Em defesa de Arménio Carlos vieram
muitas outras pessoas, mais e menos anónimas. Com argumentos variados. Uns, que
nem deveriam merecer grandes comentários: criticar Arménio Carlos para defender o
representante do FMI, nas circunstâncias em que o País vive, é dividir a
oposição à troika e
ajudar o inimigo. A ver se nos entendemos: considero a troika inimiga
dos interesses do País e da justiça social. Mas isso não permite tudo. E não me
permitirá a mim, com toda a certeza, esquecer outros valores e outros combates
tão essenciais como os que agora se travam. O facto de ser dito pelo líder da
CGTP, organização em que muitas vezes me revejo, torna a coisa mais grave para
mim. Se não criticamos os nossos nunca teremos autoridade para criticar os
outros.
Outro argumento foi um pouco mais
sonso: então ele não é mesmo mais
escurinho? Qual é o problema? A
não ser que passe a ser normal responsáveis políticos referirem-se a
adversários desta forma, tudo bem.
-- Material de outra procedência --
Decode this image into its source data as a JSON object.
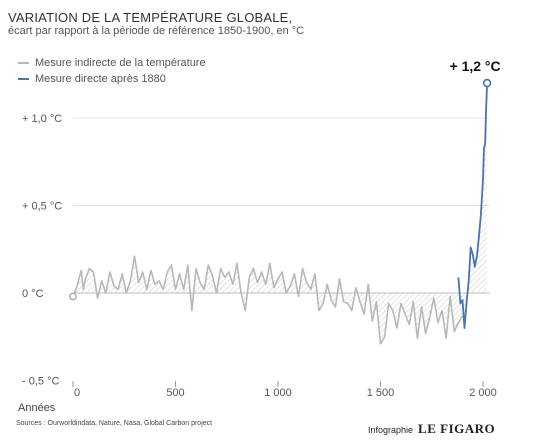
{
  "header": {
    "title": "VARIATION DE LA TEMPÉRATURE GLOBALE,",
    "subtitle": "écart par rapport à la période de référence 1850-1900, en °C"
  },
  "legend": {
    "items": [
      {
        "label": "Mesure indirecte de la température",
        "color": "#b8b8b8"
      },
      {
        "label": "Mesure directe après 1880",
        "color": "#4a73b0"
      }
    ]
  },
  "annotation": {
    "label": "+ 1,2 °C"
  },
  "footer": {
    "sources": "Sources : Ourworldindata, Nature, Nasa, Global Carbon project",
    "credit_prefix": "Infographie",
    "credit_brand": "LE FIGARO"
  },
  "chart_data": {
    "type": "line",
    "xlabel": "Années",
    "ylabel": "",
    "xlim": [
      0,
      2020
    ],
    "ylim": [
      -0.5,
      1.3
    ],
    "y_ticks": [
      {
        "value": -0.5,
        "label": "- 0,5 °C"
      },
      {
        "value": 0,
        "label": "0 °C"
      },
      {
        "value": 0.5,
        "label": "+ 0,5 °C"
      },
      {
        "value": 1.0,
        "label": "+ 1,0 °C"
      }
    ],
    "x_ticks": [
      {
        "value": 0,
        "label": "0"
      },
      {
        "value": 500,
        "label": "500"
      },
      {
        "value": 1000,
        "label": "1 000"
      },
      {
        "value": 1500,
        "label": "1 500"
      },
      {
        "value": 2000,
        "label": "2 000"
      }
    ],
    "grid": true,
    "series": [
      {
        "name": "Mesure indirecte de la température",
        "color": "#b8b8b8",
        "x": [
          0,
          20,
          40,
          50,
          60,
          80,
          100,
          120,
          140,
          160,
          180,
          200,
          220,
          240,
          260,
          280,
          300,
          320,
          340,
          360,
          380,
          400,
          420,
          440,
          460,
          480,
          500,
          520,
          540,
          560,
          580,
          600,
          620,
          640,
          660,
          680,
          700,
          720,
          740,
          760,
          780,
          800,
          820,
          840,
          860,
          880,
          900,
          920,
          940,
          960,
          980,
          1000,
          1020,
          1040,
          1060,
          1080,
          1100,
          1120,
          1140,
          1160,
          1180,
          1200,
          1220,
          1240,
          1260,
          1280,
          1300,
          1320,
          1340,
          1360,
          1380,
          1400,
          1420,
          1440,
          1460,
          1480,
          1500,
          1520,
          1540,
          1560,
          1580,
          1600,
          1620,
          1640,
          1660,
          1680,
          1700,
          1720,
          1740,
          1760,
          1780,
          1800,
          1820,
          1840,
          1860,
          1880,
          1900
        ],
        "y": [
          -0.02,
          0.04,
          0.13,
          0.02,
          0.08,
          0.14,
          0.12,
          -0.03,
          0.07,
          0.0,
          0.12,
          0.04,
          0.02,
          0.11,
          0.0,
          0.07,
          0.21,
          0.06,
          0.12,
          0.02,
          0.13,
          0.05,
          0.07,
          0.02,
          0.12,
          0.16,
          0.02,
          0.11,
          0.02,
          0.16,
          -0.1,
          0.14,
          0.06,
          0.02,
          0.16,
          0.1,
          0.0,
          0.14,
          0.09,
          0.12,
          0.05,
          0.17,
          0.0,
          -0.1,
          0.09,
          0.14,
          0.06,
          0.12,
          0.05,
          0.17,
          0.03,
          0.08,
          0.12,
          0.0,
          0.04,
          0.11,
          -0.02,
          0.14,
          0.06,
          0.02,
          0.11,
          -0.1,
          -0.06,
          0.05,
          -0.04,
          -0.08,
          0.08,
          -0.05,
          -0.06,
          -0.1,
          0.03,
          -0.05,
          -0.12,
          0.05,
          -0.16,
          -0.05,
          -0.29,
          -0.25,
          -0.06,
          -0.1,
          -0.2,
          -0.06,
          -0.12,
          -0.18,
          -0.05,
          -0.26,
          -0.08,
          -0.23,
          -0.14,
          -0.03,
          -0.17,
          -0.1,
          -0.26,
          -0.02,
          -0.22,
          -0.17,
          -0.13
        ]
      },
      {
        "name": "Mesure directe après 1880",
        "color": "#4a73b0",
        "x": [
          1880,
          1890,
          1900,
          1910,
          1920,
          1930,
          1940,
          1950,
          1960,
          1970,
          1980,
          1990,
          2000,
          2005,
          2010,
          2015,
          2020
        ],
        "y": [
          0.09,
          -0.06,
          -0.04,
          -0.2,
          -0.05,
          0.06,
          0.26,
          0.22,
          0.15,
          0.21,
          0.32,
          0.45,
          0.65,
          0.83,
          0.85,
          1.05,
          1.2
        ]
      }
    ]
  }
}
Será, assim, natural ouvir em intervenções
públicas falar do ministro das finanças alemão como o "aleijadinho"
(ele, de facto, anda de cadeira de rodas, não anda?), a António Costa como o
"monhé" (ele, de facto, tem origem indiana, não tem?), a Jaime Gama
como o "badocha" (ele, de facto, tem uns quilos a mais, não tem?), a
Ana Drago como a "pequenota" (ela, de facto, é baixa, não é?), a
Mário Soares como o "velhadas" (ele, de facto, já não é jovem, pois
não?), a Miguel Vale de Almeida como "larilas" (ele, de facto, assume
publicamente a sua homossexualidade e faz da luta pelos direitos LGBT uma parte
fundamental do seu combate político, não faz?). Espera-se, no entanto, que o
debate público mantenha algumas regras de civilidade. E, sobretudo, que não
alimente alguns preconceitos importantes. Arménio Carlos não disse o que disse
num café, onde a conversa se pode aligeirar sem problemas. Disse o que disse
numa intervenção pública oficial.
Por fim, porque
não há oportunidade em que a expressão não seja usada a propósito ou a
despropósito, veio a costumeira acusação do "politicamente
correto". A ver se nos entendemos: o politicamente correto tem um
sentido. E esse sentido resume-se assim: as palavras não são neutras e carregam
consigo história, cultura e política. Por isso, devemos usá-las com correção.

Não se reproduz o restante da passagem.